Material costs hampering construction growth - RICS Survey
Material costs have been highlighted by 83% of respondents globally as a major factor hampering construction activity and pressures are set to intensify as supply chain bottlenecks amid strong demand continue to drive costs higher, according to the Global Construction Monitor RICS Survey.
Concerns over material costs jumped 17% over the last quarter, according to the survey, which also highlighted constraints over labour and finances. "Taken altogether, there appears to be several emerging headwinds for the sector to contend with and, if these were to continue to escalate, they may well begin take some of the steam out of the current global uplift," it states.
Simon Rubinsohn, Chief Economist at RICS, said around the globe, the feedback generally shows an improving trend in activity with infrastructure leading the way as government’s look to build a post-COVID economic recovery.

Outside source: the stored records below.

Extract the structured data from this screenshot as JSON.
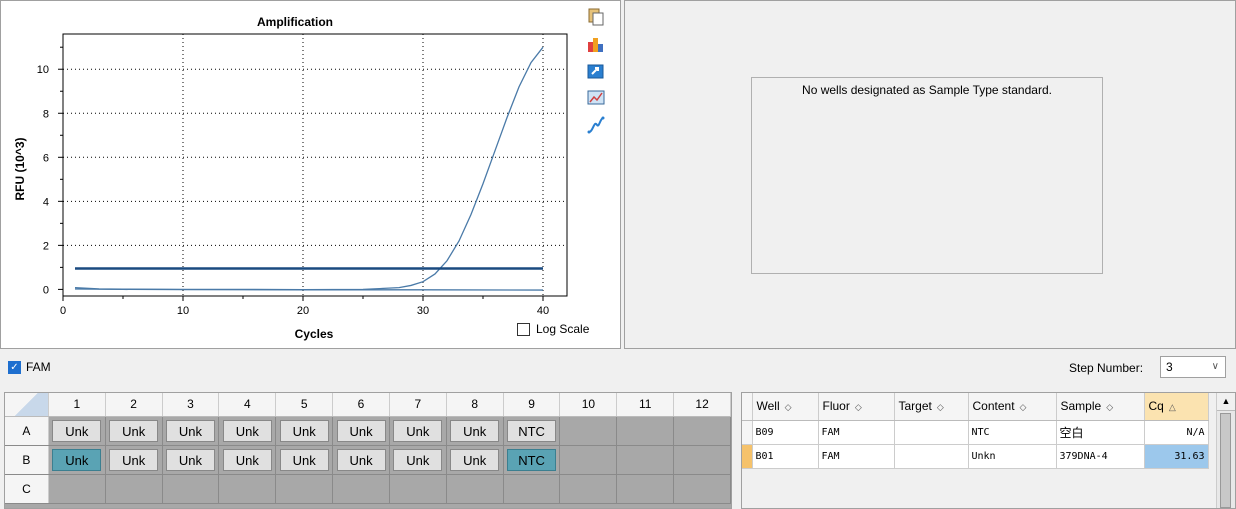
{
  "chart": {
    "title": "Amplification",
    "xlabel": "Cycles",
    "ylabel": "RFU (10^3)",
    "x_ticks": [
      "0",
      "10",
      "20",
      "30",
      "40"
    ],
    "y_ticks": [
      "0",
      "2",
      "4",
      "6",
      "8",
      "10"
    ],
    "log_scale_label": "Log Scale",
    "log_scale_checked": false
  },
  "chart_data": {
    "type": "line",
    "title": "Amplification",
    "xlabel": "Cycles",
    "ylabel": "RFU (10^3)",
    "xlim": [
      0,
      42
    ],
    "ylim": [
      -0.3,
      11.6
    ],
    "grid": true,
    "threshold": 0.95,
    "series": [
      {
        "color": "#4a7aa8",
        "x": [
          1,
          2,
          3,
          5,
          10,
          15,
          20,
          25,
          28,
          29,
          30,
          31,
          32,
          33,
          34,
          35,
          36,
          37,
          38,
          39,
          40
        ],
        "y": [
          0.08,
          0.05,
          0.02,
          0.01,
          0.0,
          0.0,
          -0.01,
          0.0,
          0.08,
          0.18,
          0.35,
          0.7,
          1.3,
          2.2,
          3.4,
          4.8,
          6.3,
          7.8,
          9.2,
          10.3,
          11.0
        ]
      },
      {
        "color": "#4a7aa8",
        "x": [
          1,
          5,
          10,
          20,
          30,
          40
        ],
        "y": [
          0.02,
          0.0,
          -0.01,
          -0.02,
          -0.02,
          -0.03
        ]
      }
    ]
  },
  "toolbar_icons": [
    "copy-icon",
    "color-palette-icon",
    "export-icon",
    "chart-settings-icon",
    "curve-icon"
  ],
  "standard_panel": {
    "message": "No wells designated as Sample Type standard."
  },
  "fluor": {
    "label": "FAM",
    "checked": true
  },
  "step": {
    "label": "Step Number:",
    "value": "3"
  },
  "plate": {
    "columns": [
      "1",
      "2",
      "3",
      "4",
      "5",
      "6",
      "7",
      "8",
      "9",
      "10",
      "11",
      "12"
    ],
    "rows": [
      {
        "label": "A",
        "wells": [
          "Unk",
          "Unk",
          "Unk",
          "Unk",
          "Unk",
          "Unk",
          "Unk",
          "Unk",
          "NTC",
          "",
          "",
          ""
        ]
      },
      {
        "label": "B",
        "wells": [
          "Unk",
          "Unk",
          "Unk",
          "Unk",
          "Unk",
          "Unk",
          "Unk",
          "Unk",
          "NTC",
          "",
          "",
          ""
        ]
      },
      {
        "label": "C",
        "wells": [
          "",
          "",
          "",
          "",
          "",
          "",
          "",
          "",
          "",
          "",
          "",
          ""
        ]
      }
    ]
  },
  "well_table": {
    "headers": [
      "Well",
      "Fluor",
      "Target",
      "Content",
      "Sample",
      "Cq"
    ],
    "rows": [
      {
        "well": "B09",
        "fluor": "FAM",
        "target": "",
        "content": "NTC",
        "sample": "空白",
        "cq": "N/A"
      },
      {
        "well": "B01",
        "fluor": "FAM",
        "target": "",
        "content": "Unkn",
        "sample": "379DNA-4",
        "cq": "31.63"
      }
    ]
  }
}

“Aside from COVID, the construction industry is also having to cope with rising material costs reflecting supply chain disruption around key commodities and also from shortages of labour as the sector tries to build capacity. Against this backdrop, construction costs are seen as likely to continue to rise strongly over the next twelve months suggesting that any recovery in profitability in the near term is likely to be hard fought.”
Overall construction cost forecasts are most elevated in the Americas, at 9%, compared with all other regions (global average forecasts sit at 7%), while material and labour shortages are being felt acutely in APAC, where the current condition indicator for profit margins remains deeply negative (-49%).
The flipside for the USA is it is one of the few countries - along with Portugal, the Netherlands and Saudi Arabia - which is seeing "significant growth in workloads" within all market segments.
In Europe, private residential and infrastructure workload expectations are strengthening across the continent, with 54% of respondents reporting an increase in private residential workloads (33% net balance previously) and infrastructure up markedly (39% compared with+7% previously).
In MEA, headline sentiment improved marginally although conditions are still mixed across the region and financial constraints were the most widely highlighted issue (85% of respondents reporting this to be a problem compared with 67% worldwide).
Other encouraging signs are an anticipated rise in employment with a net balance of 27% of respondents now foreseeing headcounts improving in the year ahead, up from 18% in the previous report, with UK, New Zealand and the Netherlands leading the way. In the UK, 38% more respondents reported a rise in workloads compared with the preceding three months.